« Où trouverons-nous dans un désert assez de pain pour rassasier une telle foule ? »
Pain. c’est mon mot d’évangile numéro 4.
Mon grand-père m’a raconté un jour cette histoire.
Il était gamin. Il devait avoir 7 ou 8 ans environ, on était dans les années 1920 je pense. Il jouait dans la rue avec les camarades du quartier. Il habitait la ville qui n’a rien à voir avec la ville d’aujourd’hui parce qu’on pouvait jouer dans la rue et même au beau milieu, sans aucune crainte, souliers de semaine à taper dans un ballon, dans une pierre parfois ou cette fois-là, dans un quignon de pain dur. Une partie de ballon faisant rouler le pain sur le bitume, une partie endiablée, et le mot n’est pas trop fort puisque les deux gendarmes qui passaient par là à bicyclette, voyant la scène, ont aussitôt joué de leurs sifflets et sauté de leurs engins. Grand-père, que je voyais toujours grand et solide, racontait l’anecdote avec une petite voix comme s’il avait encore 7 ans et que le gendarme était encore à ses côtés.
– On a pris une bonne leçon de morale, oreilles tirées jusqu’à la porte de la maison où nos parents n’ont surtout pas oublié de nous punir ensuite après avoir, eux-mêmes, reçu une leçon pour leur “mauvaise éducation”.
Voilà. La chose était dite. À l’époque où mon grand-père était gosse, jouer avec le pain était sacrilège.
Il en avait gardé comme beaucoup de personnes de son âge un vrai souci. Le pain ne se gaspillait pas, ne se jetait pas, ne se posait pas à l’envers sur la table, recevait une petite croix en son cœur avant d’être tranché. Et même si mon grand-père n’était pas de ces traditions, il ne pouvait cependant échapper à celle-là .
J’ai grandi avec ça.
Le pain, nourriture précieuse. Inutile de dire que pour Son Pain, ce n’était pas très compliqué d’en saisir aussi le sacré.
Mais, j’ai toujours mieux compris l’importance du pain en minuscules.
C’est ainsi qu’on m’a appris que le manque le plus terrible était celui qui tord le ventre de faim.

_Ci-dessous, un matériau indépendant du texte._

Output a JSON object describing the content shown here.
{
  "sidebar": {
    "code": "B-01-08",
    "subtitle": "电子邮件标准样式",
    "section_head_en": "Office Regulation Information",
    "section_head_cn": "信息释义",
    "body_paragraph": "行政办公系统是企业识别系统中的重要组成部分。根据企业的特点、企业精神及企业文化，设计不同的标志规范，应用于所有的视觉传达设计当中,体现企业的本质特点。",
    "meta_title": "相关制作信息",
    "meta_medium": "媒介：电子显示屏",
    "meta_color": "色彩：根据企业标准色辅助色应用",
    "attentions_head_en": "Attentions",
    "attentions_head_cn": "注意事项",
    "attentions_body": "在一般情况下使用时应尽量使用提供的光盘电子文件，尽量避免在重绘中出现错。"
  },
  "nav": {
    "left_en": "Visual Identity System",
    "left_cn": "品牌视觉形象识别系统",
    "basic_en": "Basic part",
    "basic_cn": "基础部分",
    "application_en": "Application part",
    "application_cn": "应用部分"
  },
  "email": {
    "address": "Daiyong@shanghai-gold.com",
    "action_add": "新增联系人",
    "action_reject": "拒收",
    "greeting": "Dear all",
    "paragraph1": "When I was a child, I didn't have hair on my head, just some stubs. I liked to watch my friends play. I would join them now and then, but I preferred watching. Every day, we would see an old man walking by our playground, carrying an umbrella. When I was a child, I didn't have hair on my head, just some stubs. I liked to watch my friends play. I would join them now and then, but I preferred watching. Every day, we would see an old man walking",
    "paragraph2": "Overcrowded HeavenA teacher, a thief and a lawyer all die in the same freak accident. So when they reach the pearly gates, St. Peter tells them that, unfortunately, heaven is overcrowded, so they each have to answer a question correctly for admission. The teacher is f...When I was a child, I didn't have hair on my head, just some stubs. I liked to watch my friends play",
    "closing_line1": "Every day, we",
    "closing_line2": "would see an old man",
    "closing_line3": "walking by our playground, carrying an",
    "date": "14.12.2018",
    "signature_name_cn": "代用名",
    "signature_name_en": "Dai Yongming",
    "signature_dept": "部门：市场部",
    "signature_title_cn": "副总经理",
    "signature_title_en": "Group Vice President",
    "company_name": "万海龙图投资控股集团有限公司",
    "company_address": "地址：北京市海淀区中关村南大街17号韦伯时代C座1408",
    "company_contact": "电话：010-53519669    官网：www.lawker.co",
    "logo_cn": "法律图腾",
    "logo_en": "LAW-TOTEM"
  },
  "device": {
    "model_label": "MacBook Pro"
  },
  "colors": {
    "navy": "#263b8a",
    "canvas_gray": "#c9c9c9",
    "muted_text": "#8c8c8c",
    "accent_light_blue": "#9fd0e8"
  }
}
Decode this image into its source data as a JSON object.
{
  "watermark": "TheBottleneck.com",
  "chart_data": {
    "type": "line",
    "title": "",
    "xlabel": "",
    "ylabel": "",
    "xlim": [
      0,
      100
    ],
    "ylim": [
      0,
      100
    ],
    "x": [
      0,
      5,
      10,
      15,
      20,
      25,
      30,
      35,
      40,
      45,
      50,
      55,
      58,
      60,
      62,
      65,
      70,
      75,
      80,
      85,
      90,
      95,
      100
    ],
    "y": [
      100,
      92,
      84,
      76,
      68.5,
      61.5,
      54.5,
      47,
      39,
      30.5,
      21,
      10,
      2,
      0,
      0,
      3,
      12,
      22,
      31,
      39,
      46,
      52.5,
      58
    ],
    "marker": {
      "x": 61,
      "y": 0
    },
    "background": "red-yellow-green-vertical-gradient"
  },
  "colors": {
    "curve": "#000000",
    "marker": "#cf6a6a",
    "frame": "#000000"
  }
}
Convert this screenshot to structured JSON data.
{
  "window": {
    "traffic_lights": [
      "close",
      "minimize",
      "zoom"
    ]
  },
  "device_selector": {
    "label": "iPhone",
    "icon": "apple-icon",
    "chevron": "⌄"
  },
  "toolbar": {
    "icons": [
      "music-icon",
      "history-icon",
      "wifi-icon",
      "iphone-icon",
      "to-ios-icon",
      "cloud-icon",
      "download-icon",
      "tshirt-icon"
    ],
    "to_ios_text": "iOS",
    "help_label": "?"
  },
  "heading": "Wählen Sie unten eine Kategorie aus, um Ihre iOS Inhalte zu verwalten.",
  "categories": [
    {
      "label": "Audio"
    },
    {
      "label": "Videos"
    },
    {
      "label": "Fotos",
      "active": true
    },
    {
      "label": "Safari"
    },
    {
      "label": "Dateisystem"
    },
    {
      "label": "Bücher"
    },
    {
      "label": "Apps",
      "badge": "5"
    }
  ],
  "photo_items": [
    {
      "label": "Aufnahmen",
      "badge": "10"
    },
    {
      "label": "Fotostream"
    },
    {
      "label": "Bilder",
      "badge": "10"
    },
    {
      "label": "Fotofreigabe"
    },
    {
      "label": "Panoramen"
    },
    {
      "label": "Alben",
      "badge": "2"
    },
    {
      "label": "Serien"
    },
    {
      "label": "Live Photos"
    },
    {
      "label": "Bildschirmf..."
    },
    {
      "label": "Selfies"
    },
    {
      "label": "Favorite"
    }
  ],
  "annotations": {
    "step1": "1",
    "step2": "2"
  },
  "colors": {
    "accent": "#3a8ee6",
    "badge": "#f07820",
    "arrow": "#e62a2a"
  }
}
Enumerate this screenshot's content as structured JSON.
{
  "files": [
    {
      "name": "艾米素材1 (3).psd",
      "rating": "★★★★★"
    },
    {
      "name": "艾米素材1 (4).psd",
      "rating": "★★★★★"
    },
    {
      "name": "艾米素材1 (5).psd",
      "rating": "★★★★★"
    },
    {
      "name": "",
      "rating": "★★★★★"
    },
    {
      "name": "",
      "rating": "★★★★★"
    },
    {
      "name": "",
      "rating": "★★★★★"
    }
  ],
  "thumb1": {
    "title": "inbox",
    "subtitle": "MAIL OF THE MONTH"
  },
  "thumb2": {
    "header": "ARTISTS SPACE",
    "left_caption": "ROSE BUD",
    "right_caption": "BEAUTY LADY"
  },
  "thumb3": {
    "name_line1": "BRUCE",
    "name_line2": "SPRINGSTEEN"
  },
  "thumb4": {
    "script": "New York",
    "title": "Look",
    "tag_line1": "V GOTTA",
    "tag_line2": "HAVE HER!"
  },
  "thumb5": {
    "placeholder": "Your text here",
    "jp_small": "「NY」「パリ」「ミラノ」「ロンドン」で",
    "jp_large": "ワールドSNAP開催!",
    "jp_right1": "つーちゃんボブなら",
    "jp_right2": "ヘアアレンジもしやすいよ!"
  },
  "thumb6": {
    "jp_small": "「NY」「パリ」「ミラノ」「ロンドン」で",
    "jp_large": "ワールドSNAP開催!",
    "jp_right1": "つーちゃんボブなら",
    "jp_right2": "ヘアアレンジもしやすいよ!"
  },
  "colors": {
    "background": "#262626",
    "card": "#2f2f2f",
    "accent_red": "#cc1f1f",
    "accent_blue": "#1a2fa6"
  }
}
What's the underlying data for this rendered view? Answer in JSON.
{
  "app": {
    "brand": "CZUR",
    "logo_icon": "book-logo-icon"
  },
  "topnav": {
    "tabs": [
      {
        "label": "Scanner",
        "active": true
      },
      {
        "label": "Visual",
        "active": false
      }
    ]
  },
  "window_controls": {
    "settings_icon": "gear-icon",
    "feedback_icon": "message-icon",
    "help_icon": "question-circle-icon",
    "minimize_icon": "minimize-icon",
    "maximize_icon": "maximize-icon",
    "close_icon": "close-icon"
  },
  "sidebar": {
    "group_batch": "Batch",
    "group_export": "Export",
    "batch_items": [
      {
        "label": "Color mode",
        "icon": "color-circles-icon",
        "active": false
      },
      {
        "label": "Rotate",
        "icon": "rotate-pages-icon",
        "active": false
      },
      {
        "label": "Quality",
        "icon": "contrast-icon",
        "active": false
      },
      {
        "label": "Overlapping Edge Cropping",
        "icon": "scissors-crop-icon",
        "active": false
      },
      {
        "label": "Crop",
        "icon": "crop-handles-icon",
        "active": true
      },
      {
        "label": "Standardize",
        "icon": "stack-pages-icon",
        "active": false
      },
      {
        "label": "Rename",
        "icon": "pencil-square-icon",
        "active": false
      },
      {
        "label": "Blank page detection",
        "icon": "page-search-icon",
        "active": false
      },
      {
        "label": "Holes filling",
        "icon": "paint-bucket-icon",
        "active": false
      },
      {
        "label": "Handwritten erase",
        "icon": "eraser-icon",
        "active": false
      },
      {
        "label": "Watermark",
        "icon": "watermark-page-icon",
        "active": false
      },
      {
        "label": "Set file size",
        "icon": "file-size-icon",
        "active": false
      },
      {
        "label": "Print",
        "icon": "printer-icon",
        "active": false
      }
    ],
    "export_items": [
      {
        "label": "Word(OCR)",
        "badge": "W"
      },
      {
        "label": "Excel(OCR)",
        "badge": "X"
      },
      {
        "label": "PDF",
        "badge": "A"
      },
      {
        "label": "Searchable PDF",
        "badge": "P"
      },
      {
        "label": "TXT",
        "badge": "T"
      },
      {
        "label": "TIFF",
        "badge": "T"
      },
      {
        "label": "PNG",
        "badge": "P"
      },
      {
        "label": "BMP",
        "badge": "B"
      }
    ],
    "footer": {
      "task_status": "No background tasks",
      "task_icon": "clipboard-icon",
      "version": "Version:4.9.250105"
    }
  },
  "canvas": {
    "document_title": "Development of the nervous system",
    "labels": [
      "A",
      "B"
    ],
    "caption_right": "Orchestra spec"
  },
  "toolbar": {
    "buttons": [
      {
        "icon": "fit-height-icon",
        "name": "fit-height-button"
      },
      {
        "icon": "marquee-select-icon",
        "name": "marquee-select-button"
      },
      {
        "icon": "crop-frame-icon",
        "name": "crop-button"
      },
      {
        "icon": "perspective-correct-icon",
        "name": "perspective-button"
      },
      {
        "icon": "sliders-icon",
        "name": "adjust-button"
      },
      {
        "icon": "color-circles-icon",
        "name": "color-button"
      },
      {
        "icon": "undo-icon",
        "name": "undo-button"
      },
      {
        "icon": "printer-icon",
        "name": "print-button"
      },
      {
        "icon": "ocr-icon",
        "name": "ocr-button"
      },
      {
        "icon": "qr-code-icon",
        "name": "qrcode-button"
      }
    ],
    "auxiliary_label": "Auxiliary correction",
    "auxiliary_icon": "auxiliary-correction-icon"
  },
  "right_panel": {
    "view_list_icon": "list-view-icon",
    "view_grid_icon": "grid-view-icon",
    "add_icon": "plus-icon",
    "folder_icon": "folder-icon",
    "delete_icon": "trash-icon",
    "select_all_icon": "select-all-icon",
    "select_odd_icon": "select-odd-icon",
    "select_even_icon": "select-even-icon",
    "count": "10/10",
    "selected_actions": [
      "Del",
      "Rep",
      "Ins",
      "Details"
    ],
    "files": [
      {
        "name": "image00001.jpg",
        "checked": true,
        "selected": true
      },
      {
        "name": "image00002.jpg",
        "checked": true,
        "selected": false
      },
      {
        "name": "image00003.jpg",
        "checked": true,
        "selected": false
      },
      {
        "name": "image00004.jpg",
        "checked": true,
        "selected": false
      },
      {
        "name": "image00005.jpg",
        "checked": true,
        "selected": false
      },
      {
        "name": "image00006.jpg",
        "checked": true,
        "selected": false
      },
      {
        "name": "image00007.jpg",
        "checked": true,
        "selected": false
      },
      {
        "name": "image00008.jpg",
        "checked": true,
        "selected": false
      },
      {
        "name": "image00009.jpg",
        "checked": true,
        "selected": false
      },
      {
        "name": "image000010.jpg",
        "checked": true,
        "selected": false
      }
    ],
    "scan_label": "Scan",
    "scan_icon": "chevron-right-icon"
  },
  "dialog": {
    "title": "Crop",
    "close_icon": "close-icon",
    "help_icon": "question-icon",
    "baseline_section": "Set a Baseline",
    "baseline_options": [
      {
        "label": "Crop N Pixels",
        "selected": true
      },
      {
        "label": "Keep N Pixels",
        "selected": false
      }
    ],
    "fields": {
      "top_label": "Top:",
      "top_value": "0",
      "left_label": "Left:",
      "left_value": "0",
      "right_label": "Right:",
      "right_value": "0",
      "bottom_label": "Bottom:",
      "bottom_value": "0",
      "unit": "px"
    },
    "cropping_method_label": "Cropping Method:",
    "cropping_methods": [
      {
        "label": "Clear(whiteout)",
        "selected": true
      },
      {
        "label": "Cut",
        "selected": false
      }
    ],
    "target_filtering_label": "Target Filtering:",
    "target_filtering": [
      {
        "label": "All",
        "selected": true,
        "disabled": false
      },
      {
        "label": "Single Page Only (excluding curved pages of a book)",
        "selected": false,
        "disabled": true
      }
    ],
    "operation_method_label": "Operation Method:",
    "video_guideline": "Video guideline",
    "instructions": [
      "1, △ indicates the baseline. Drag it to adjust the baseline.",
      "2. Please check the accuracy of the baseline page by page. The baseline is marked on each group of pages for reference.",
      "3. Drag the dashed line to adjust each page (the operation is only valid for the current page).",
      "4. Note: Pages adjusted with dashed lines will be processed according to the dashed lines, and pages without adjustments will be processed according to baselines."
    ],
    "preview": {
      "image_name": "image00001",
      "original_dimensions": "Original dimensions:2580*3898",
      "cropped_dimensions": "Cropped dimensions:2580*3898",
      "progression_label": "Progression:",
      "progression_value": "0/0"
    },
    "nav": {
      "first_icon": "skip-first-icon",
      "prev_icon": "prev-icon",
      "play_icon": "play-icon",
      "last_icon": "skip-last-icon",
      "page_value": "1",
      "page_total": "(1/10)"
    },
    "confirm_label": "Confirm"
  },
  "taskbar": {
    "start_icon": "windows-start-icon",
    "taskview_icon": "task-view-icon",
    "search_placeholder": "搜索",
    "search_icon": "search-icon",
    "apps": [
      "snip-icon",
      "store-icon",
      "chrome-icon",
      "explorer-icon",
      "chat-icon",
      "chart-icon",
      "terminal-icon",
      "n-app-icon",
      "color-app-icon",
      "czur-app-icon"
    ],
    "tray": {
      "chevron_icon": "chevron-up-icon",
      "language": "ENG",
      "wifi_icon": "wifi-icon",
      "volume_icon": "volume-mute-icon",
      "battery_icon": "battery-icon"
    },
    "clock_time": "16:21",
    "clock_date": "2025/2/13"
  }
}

Manque de ce quignon absent de nombreuses tables, absent des listes de courses de ceux qui ne peuvent plus, de ceux qui ne peuvent pas, et pour une bonne partie de notre monde, savoir que se nourrir n’est que bataille, pour beaucoup le combat de chaque jour que Dieu fait.
Il y a dans l’histoire de mon grand-père une autre époque, c’est vrai, mais je garde le souvenir de sa honte et de ce qu’il m’a appris à sa suite. Racontée sans fierté, il reprenait souvent ce que la punition de ses parents ajoutée au sermon des gendarmes lui avait laissé longtemps après. Et il n’a eu de cesse de répéter que la nourriture n’est pas précieuse en soi mais son manque est des plus terribles. Pour ses parents qui l’avaient vécu vraiment, arrivés d’un ailleurs plus que difficile, cela avait dû être un leitmotiv. “On a beau tout vouloir, le ventre vide on ne peut rien. On a beau croire, le ventre vide, on ne croit rien.”
La nourriture est sacrée. On ne joue pas avec ça.
J’essaie de ne jamais l’oublier.
Je l’ai vu, je le vois encore. Ce manque. Cette absence de l’essentiel.
Absolument révoltant.
Rien à dire de plus.
Ton Pain, Seigneur, ne comble pas toutes les faims.
Toi, Tu le sais bien. “Ils pourraient défaillir en chemin.”
En ce début d’Avent, donne-nous de pouvoir vraiment partager.
Puissions-nous déconfiner nos cœurs, Seigneur.